Hari Nelayan Nasional, BKKBN Jadikan Momentum Turunkan Stunting Melalui Revolusi Pola Makan Ikan

Sebarkan artikel ini

SETIAP tanggal 6 April, Bangsa Indonesia memperingati sebagai Hari Nelayan Nasional. Peringatan ini sebagai bentuk apresiasi atas jasa para nelayan yang telah berupaya memenuhi sumber pangan dan gizi bagi masyarakat Indonesia.

Badan Kependudukan dan Keluarga Berencana Nasional (BKKBN) ini juga menjadikan Hari Nelayan Nasional sebagai momentum dalam mengintervensi gizi bagi anak dalam pemberian protein hewani.

Intervensi gizi ini menjadi salah satu strategi dalam upaya percepatan penurunan stunting dalam hal perbaikan pola makan anak. Mengkonsumsi Ikan menjadi salah satu sumber makan yang baik dalam perbaikan pola makan.

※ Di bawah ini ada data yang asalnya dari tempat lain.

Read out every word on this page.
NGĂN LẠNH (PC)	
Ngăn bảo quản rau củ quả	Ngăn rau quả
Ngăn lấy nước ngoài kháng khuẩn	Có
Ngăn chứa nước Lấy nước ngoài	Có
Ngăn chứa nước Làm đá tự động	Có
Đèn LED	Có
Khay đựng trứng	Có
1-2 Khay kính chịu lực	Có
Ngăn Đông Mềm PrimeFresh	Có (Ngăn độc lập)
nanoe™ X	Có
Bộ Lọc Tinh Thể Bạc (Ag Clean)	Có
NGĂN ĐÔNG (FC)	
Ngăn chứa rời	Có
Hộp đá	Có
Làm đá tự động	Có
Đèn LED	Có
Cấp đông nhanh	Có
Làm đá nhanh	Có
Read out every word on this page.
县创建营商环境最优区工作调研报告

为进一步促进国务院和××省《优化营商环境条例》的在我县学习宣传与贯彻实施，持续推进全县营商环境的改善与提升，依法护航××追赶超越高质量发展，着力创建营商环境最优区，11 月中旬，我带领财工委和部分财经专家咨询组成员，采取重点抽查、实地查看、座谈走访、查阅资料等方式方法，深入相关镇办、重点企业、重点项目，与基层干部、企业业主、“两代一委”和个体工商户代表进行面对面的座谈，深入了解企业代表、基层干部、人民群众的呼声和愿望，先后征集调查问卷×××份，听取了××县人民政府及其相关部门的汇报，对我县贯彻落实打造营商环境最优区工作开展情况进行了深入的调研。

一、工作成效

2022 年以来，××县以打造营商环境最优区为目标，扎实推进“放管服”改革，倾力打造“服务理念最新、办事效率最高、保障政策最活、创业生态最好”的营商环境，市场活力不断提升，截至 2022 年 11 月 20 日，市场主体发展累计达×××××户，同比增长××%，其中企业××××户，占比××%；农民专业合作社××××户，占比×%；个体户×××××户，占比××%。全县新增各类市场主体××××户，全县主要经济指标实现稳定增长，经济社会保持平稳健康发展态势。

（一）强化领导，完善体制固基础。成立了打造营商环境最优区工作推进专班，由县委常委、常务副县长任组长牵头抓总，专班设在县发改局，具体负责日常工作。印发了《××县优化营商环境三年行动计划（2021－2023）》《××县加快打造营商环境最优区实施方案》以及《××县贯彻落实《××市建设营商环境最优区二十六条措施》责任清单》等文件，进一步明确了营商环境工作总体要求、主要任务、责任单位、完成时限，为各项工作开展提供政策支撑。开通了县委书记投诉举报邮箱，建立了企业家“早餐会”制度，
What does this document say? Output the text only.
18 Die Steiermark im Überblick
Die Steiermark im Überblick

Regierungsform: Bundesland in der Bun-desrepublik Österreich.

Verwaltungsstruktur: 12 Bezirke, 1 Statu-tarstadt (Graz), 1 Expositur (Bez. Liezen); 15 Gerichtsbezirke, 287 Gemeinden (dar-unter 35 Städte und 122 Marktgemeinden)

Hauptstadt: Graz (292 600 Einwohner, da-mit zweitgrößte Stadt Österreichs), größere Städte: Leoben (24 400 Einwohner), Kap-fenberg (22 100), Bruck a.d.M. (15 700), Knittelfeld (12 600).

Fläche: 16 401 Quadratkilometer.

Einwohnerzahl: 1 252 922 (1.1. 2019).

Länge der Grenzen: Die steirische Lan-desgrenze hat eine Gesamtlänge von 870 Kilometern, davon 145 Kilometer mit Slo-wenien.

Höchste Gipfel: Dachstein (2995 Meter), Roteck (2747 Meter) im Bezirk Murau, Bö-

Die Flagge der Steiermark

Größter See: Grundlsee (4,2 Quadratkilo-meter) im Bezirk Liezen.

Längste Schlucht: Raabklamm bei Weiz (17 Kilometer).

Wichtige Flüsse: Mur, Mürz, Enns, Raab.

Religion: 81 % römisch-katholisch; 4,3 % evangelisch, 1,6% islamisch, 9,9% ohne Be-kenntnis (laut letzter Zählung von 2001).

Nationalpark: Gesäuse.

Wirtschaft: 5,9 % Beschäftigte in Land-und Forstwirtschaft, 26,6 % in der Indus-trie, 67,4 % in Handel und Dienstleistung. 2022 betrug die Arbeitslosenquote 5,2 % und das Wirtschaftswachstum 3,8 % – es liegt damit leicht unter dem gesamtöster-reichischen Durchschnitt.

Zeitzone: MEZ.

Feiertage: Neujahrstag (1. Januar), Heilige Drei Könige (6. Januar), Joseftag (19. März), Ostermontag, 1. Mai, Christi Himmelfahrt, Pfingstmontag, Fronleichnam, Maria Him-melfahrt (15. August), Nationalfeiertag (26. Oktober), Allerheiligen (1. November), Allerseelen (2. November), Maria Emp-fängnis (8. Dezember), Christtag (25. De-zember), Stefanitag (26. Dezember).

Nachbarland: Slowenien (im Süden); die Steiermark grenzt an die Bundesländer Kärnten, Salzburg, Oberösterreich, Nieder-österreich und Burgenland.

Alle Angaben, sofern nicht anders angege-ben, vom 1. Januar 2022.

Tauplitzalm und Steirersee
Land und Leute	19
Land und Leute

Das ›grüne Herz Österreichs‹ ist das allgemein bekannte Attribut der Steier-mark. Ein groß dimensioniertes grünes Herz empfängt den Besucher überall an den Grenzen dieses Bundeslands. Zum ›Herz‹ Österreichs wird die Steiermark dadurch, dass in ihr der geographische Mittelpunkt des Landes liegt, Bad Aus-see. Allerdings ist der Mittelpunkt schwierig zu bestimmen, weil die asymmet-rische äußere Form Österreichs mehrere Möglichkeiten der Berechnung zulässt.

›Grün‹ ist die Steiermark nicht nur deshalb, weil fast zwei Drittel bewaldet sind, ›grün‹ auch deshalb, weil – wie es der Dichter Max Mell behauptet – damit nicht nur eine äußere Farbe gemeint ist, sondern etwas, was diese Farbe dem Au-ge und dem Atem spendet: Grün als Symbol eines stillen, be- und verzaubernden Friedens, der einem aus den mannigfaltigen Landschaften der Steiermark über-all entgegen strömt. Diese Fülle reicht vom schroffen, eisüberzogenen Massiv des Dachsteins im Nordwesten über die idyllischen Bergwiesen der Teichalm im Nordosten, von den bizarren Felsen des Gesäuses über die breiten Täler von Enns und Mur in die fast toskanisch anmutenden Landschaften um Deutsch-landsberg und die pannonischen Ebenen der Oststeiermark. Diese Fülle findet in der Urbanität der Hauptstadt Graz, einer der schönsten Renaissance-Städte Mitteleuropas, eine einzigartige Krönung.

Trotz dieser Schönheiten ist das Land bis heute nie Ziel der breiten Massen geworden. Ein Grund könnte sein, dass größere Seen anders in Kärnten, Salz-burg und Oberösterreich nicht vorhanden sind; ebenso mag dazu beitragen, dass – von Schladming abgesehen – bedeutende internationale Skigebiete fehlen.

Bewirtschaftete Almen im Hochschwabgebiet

Sebagai sumber pangan, ikan punya kandungan gizi yang sangat baik seperti protein sebagai sumber pertumbuhan, asam lemak omega 3 dan 6 yang bermanfaat bagi kesehatan ibu dan pembentukan otak janin, vitamin, serta berbagai mineral yang sangat bermanfaat bagi ibu dan janin. Ikan sebagai bahan makanan yang mengandung protein tinggi dan mengandung asam amino essensial yang diperlukan oleh tubuh.

Kepala Perwakilan BKKBN Maluku Utara Renta Rego, Kamis (06/04/2023) berharap melalui peringatan Hari Nelayan Nasional ini menjadikan masyarakat di Maluku Utara bisa memperbaiki pola makan untuk upaya percepatan penurunan stunting.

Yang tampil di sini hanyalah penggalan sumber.